Kurdish officials are urging international intervention to keep Turkey
out, saying they believe that the Erdogan government will invade the
first chance they get without something preventing them from doing so.
Time for the Kurds to recognize that the US used them and true to form, will now discard them. Time for the Kurds to rejoin “Team Assad” and escort the Syrian Arab Army up to the Turkish border in strength.
The rebels do not have an air force.
The Kurds need to realize that only Russia and Assad can save them and start to negotiate seriously to rejoin Syria as a federated party. Russia can bring Turkey to heel – Russia needs to do that in Idlib and can also extend that to the Kurds if they agree to rejoin Syria. Controlling Turkey can be difficult in this respect, but Russia can mediate between Turkey and the Kurds and Assad and has the ability to pressure all the parties to come to an agreement.
Controlling Turkey is not the issue here. Never was. Turkey has made sure that the groups US armed came under their control because of US betrayal. Miraculously, ISIS came from nowhere, fully armed and computerized – and made Arabs flee for life from the Turkish Syrian border — creating a string of ISIS controlled townships and villages. The expelled Arabs placed faith in US to help them, as Assad was perceived to be weak and unable to control border. And when Kurds with US help took Manbij — kicking out Arab population — this was a wake up call to everyone. Clearly, ISIS was a placeholder to give way to Kurds to insure that the entire Turkish border on both sides was controlled by Kurds with US reinforcements all along. The message received loud and clear. Turkey then entered at Jarabulus, kicking out ISIS and then destroyed ISIS all the way to Al-Bab, where it connected with Syrian Army territory.
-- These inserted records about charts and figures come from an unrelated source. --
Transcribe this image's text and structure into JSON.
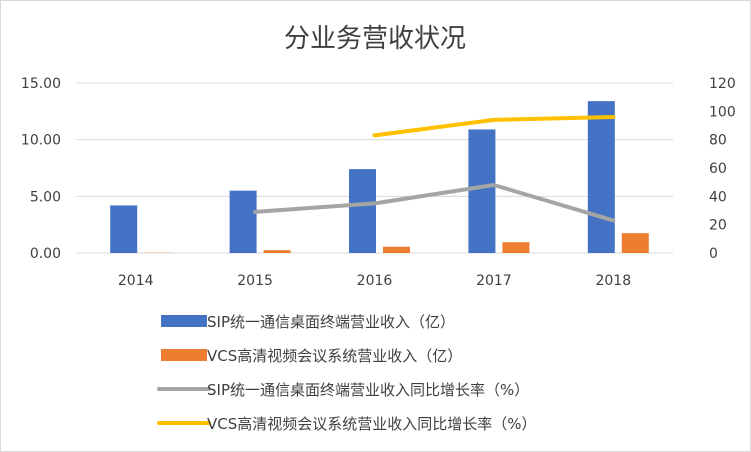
{
  "chart_data": {
    "type": "bar+line",
    "title": "分业务营收状况",
    "categories": [
      "2014",
      "2015",
      "2016",
      "2017",
      "2018"
    ],
    "left_axis": {
      "ylim": [
        0,
        15
      ],
      "ticks": [
        "0.00",
        "5.00",
        "10.00",
        "15.00"
      ],
      "tick_values": [
        0,
        5,
        10,
        15
      ]
    },
    "right_axis": {
      "ylim": [
        0,
        120
      ],
      "ticks": [
        "0",
        "20",
        "40",
        "60",
        "80",
        "100",
        "120"
      ],
      "tick_values": [
        0,
        20,
        40,
        60,
        80,
        100,
        120
      ]
    },
    "gridlines": true,
    "legend_position": "bottom",
    "bar_series": [
      {
        "name": "SIP统一通信桌面终端营业收入（亿）",
        "color": "#4472C4",
        "axis": "left",
        "values": [
          4.2,
          5.5,
          7.4,
          10.9,
          13.4
        ]
      },
      {
        "name": "VCS高清视频会议系统营业收入（亿）",
        "color": "#ED7D31",
        "axis": "left",
        "values": [
          0.02,
          0.25,
          0.55,
          0.95,
          1.75
        ]
      }
    ],
    "line_series": [
      {
        "name": "SIP统一通信桌面终端营业收入同比增长率（%）",
        "color": "#A5A5A5",
        "axis": "right",
        "values": [
          null,
          29,
          35,
          48,
          23
        ]
      },
      {
        "name": "VCS高清视频会议系统营业收入同比增长率（%）",
        "color": "#FFC000",
        "axis": "right",
        "values": [
          null,
          null,
          83,
          94,
          96
        ]
      }
    ]
  }
}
This cut off Kurds from US supported Kobane and YPG controlled Afrin — and stopped any further incursion of US supported Kurds into Arab territory along Turkish border and beyond. Following this, Turkey defeated YPG in Afrin. How did Turkey succeed? This is a large Kurdish territory. Because YPG had no support. Population was favoring a deal brokered by Russia to reintegrate Afrin into Syria. US encouraged YPG to resist, making it necessary to remove them by force. The area was a smuggling heaven for arms to Assad’s enemies, a virtual highway of smugglers from US controlled Kurds in the east, across Kurdish territory in Turkey. Now, Idlib had lost supply route.
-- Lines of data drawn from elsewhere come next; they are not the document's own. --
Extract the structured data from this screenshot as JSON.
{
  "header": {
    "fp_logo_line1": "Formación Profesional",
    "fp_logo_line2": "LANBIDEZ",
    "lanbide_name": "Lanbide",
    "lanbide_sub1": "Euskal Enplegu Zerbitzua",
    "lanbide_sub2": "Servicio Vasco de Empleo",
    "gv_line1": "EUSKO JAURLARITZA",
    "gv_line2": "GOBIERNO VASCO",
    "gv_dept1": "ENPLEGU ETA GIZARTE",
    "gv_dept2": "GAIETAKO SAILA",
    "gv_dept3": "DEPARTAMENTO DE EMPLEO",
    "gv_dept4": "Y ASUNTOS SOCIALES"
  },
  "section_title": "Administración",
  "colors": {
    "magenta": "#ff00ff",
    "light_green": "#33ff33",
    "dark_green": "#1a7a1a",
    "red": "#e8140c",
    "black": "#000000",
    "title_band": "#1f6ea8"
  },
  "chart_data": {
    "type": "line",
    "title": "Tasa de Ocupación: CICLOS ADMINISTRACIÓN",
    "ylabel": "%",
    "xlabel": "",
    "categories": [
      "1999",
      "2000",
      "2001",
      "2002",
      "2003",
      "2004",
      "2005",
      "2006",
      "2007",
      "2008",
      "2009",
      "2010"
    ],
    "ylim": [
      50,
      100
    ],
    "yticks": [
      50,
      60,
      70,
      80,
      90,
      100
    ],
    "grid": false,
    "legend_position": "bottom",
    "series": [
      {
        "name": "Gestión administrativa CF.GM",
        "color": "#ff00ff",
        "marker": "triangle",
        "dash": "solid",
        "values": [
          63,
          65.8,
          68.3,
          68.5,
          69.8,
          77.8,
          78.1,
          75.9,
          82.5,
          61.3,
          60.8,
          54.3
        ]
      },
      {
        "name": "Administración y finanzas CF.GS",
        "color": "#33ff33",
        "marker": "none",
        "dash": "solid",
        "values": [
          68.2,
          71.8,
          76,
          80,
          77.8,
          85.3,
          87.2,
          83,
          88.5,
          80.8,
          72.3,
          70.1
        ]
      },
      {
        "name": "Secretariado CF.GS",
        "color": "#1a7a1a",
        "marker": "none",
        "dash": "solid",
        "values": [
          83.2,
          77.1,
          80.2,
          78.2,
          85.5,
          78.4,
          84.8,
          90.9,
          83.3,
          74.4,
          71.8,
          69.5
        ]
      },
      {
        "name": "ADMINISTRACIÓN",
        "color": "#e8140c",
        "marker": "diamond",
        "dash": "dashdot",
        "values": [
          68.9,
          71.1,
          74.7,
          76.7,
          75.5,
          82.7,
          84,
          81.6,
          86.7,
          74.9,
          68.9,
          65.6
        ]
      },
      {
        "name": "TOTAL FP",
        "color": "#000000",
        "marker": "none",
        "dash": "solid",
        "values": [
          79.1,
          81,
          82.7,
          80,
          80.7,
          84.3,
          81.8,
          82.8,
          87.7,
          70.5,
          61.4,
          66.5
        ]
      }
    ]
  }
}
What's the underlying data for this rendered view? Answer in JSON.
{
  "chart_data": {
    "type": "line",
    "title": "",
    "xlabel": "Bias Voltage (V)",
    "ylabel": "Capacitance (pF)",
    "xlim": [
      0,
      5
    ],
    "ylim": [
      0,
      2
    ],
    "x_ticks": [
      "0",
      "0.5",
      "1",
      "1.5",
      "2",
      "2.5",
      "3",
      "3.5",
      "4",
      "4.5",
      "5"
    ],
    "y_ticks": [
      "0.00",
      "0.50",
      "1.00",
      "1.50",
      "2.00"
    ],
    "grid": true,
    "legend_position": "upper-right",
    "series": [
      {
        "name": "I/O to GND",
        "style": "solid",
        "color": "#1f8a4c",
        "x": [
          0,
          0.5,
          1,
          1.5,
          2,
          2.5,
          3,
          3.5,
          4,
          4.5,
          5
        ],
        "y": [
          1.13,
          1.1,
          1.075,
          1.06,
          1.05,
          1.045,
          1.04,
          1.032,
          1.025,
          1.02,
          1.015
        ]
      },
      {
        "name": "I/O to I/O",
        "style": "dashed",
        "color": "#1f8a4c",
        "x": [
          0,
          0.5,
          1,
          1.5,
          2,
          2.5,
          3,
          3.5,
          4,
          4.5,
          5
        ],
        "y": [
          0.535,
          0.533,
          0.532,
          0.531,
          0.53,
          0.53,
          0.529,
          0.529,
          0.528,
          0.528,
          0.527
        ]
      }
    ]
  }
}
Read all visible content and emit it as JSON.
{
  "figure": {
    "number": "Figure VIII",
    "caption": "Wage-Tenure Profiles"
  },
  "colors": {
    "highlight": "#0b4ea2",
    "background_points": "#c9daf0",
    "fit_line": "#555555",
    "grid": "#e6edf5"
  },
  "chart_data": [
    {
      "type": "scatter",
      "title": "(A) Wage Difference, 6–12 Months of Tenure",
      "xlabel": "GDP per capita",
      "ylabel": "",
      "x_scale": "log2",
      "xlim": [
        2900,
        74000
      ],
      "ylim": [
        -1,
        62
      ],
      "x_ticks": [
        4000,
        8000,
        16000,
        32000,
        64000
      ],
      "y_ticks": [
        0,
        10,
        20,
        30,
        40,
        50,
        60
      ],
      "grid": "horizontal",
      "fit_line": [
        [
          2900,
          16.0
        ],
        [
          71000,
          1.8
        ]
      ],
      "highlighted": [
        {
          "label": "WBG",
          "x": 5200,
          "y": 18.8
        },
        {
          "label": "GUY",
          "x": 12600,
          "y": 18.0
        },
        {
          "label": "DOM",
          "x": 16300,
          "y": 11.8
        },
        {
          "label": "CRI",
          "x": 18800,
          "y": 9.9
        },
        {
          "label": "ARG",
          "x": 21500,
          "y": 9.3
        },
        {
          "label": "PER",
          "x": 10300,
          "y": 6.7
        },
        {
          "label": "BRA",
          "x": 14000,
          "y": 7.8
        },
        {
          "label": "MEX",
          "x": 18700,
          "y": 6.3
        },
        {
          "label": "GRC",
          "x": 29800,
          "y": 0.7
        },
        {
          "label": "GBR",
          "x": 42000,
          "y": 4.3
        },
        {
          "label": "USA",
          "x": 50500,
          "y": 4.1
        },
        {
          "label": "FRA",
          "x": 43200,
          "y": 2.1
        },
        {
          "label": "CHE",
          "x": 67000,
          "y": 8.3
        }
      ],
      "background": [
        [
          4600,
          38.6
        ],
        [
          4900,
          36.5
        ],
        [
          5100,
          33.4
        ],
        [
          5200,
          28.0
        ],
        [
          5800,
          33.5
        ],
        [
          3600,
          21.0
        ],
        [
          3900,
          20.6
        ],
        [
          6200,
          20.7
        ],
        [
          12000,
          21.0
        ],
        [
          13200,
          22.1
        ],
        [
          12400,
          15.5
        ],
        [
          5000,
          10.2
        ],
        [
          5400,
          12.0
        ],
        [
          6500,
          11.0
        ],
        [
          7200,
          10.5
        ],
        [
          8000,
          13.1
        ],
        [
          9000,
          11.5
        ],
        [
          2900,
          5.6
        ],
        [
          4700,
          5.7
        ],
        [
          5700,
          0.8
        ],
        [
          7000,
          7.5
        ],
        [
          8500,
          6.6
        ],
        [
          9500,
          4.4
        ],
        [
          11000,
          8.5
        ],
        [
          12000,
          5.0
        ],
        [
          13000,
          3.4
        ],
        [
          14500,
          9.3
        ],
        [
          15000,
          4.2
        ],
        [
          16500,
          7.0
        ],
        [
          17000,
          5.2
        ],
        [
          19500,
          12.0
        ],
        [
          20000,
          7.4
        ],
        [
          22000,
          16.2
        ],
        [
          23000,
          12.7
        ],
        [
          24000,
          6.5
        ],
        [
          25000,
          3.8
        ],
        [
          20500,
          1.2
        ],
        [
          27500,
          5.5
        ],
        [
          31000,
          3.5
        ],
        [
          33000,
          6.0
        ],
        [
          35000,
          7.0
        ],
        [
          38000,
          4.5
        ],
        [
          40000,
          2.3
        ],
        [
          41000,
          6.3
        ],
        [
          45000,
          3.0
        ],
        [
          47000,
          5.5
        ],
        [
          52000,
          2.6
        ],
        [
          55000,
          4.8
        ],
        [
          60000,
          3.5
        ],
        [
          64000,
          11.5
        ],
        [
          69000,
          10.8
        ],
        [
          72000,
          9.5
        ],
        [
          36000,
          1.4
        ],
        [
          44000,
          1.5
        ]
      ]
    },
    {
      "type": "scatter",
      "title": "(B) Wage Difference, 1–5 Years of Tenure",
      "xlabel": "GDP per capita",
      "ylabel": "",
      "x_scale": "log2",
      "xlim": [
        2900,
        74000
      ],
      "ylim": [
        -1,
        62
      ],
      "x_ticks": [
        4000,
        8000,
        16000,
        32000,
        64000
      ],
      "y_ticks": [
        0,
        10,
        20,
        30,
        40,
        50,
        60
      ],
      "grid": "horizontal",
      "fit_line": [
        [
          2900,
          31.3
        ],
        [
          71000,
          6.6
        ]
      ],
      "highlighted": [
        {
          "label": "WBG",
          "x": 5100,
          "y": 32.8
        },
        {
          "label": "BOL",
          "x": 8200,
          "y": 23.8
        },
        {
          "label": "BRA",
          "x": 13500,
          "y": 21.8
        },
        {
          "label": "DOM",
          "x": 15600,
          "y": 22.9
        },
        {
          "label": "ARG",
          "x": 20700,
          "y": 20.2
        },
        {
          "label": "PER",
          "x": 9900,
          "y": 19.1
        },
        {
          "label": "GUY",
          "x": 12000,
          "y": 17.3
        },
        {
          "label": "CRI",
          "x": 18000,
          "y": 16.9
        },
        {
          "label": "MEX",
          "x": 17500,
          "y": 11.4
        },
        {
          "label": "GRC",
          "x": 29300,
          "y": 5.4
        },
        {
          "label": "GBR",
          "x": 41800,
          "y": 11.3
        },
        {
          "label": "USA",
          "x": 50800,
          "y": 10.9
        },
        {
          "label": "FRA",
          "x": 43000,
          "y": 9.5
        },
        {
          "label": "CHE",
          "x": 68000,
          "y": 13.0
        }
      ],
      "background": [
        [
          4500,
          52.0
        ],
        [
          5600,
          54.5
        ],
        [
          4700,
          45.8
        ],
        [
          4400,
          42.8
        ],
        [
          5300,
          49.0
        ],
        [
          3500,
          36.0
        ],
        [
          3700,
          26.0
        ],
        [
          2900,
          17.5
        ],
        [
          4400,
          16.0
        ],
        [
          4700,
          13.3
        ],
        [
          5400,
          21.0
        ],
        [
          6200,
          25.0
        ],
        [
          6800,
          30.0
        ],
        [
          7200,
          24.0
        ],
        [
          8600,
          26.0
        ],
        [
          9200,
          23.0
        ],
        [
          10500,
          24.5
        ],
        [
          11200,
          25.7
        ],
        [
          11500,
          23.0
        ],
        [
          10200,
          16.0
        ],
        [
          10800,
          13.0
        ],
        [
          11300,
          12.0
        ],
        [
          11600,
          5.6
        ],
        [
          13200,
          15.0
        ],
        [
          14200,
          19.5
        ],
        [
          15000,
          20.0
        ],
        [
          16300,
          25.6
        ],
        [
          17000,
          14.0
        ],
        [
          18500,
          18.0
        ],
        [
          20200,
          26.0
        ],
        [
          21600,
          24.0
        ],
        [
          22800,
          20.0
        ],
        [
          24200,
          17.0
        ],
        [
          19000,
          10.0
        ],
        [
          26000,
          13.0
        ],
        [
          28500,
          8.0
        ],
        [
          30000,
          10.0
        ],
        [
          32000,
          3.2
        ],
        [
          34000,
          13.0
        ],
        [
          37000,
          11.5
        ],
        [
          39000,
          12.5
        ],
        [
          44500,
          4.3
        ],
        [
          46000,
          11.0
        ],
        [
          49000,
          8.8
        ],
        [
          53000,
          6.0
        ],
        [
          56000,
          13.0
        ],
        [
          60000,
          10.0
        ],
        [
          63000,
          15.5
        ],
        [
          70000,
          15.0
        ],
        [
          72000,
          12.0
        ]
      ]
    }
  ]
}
Now, the remaining arms smuggling to Turkish Kurds is across area east of Euphrates — from US controlled area. And Turkey plans to plug it.
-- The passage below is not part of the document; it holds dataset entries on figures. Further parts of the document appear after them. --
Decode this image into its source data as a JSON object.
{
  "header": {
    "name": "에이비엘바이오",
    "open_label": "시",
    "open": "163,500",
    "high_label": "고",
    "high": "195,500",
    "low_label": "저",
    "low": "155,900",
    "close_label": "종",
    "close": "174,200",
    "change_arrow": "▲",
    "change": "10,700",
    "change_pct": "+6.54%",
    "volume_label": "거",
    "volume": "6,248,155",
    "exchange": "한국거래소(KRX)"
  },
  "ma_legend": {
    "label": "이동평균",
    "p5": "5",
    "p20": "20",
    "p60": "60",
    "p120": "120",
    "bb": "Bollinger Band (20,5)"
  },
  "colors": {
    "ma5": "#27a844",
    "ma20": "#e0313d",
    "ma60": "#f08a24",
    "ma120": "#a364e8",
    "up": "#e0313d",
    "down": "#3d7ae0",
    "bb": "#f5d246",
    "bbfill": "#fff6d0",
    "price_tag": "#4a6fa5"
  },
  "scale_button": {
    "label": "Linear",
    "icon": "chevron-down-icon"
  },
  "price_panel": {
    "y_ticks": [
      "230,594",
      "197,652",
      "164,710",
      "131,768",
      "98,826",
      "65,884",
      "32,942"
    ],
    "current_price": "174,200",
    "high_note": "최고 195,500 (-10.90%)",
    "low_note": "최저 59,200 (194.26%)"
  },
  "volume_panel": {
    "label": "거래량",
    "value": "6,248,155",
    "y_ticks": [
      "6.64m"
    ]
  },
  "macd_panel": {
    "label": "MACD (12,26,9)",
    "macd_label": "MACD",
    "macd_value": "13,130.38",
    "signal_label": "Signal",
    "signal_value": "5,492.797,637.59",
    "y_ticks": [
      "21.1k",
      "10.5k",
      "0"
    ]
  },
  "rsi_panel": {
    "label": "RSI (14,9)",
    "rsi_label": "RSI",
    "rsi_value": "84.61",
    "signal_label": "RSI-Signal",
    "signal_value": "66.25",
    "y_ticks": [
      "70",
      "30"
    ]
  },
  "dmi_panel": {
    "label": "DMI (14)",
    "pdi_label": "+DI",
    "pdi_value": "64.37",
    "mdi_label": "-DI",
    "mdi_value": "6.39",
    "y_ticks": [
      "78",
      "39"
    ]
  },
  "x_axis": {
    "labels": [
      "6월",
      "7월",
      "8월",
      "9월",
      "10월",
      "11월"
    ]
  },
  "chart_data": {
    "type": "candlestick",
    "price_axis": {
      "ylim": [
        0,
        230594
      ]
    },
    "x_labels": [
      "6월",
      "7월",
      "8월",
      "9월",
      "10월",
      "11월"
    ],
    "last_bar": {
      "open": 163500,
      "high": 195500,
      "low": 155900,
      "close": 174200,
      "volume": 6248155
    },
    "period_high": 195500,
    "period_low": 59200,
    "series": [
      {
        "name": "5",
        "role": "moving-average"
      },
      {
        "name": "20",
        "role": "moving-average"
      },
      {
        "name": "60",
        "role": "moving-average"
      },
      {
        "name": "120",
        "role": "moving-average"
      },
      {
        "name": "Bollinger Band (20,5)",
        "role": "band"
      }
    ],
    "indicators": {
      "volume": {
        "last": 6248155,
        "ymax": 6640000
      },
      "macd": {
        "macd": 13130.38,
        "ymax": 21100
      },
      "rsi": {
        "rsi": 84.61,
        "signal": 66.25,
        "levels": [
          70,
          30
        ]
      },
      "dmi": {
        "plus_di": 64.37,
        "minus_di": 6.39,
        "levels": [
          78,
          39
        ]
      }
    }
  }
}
As for Arabs, they are not there to just get some land — but to recover what Kurds took from them — still the once majority Arab populated towns and villages are kept by Kurds, not to mention towns like Raqqa, Euphrates valley and Deir Azzor. They are trying to get THEIR homes back. This is why Turkey is effective here. While Damascus and Russia are trying to cut a deal with Kurds — Turkey is going after YPG, US supported militia. Kurds must make some decisions. The idea that US will stand by them while they hold other people’s homes — will not work ling term. More and more Arabs from that region will join Turkish commanded militias. Way beyond what US once armed.
So does this mean Washington will abandon the Syrian al-Qaeda rebels?
Lol…..chicken coming home to roost.
The US policy has always been shortsighted.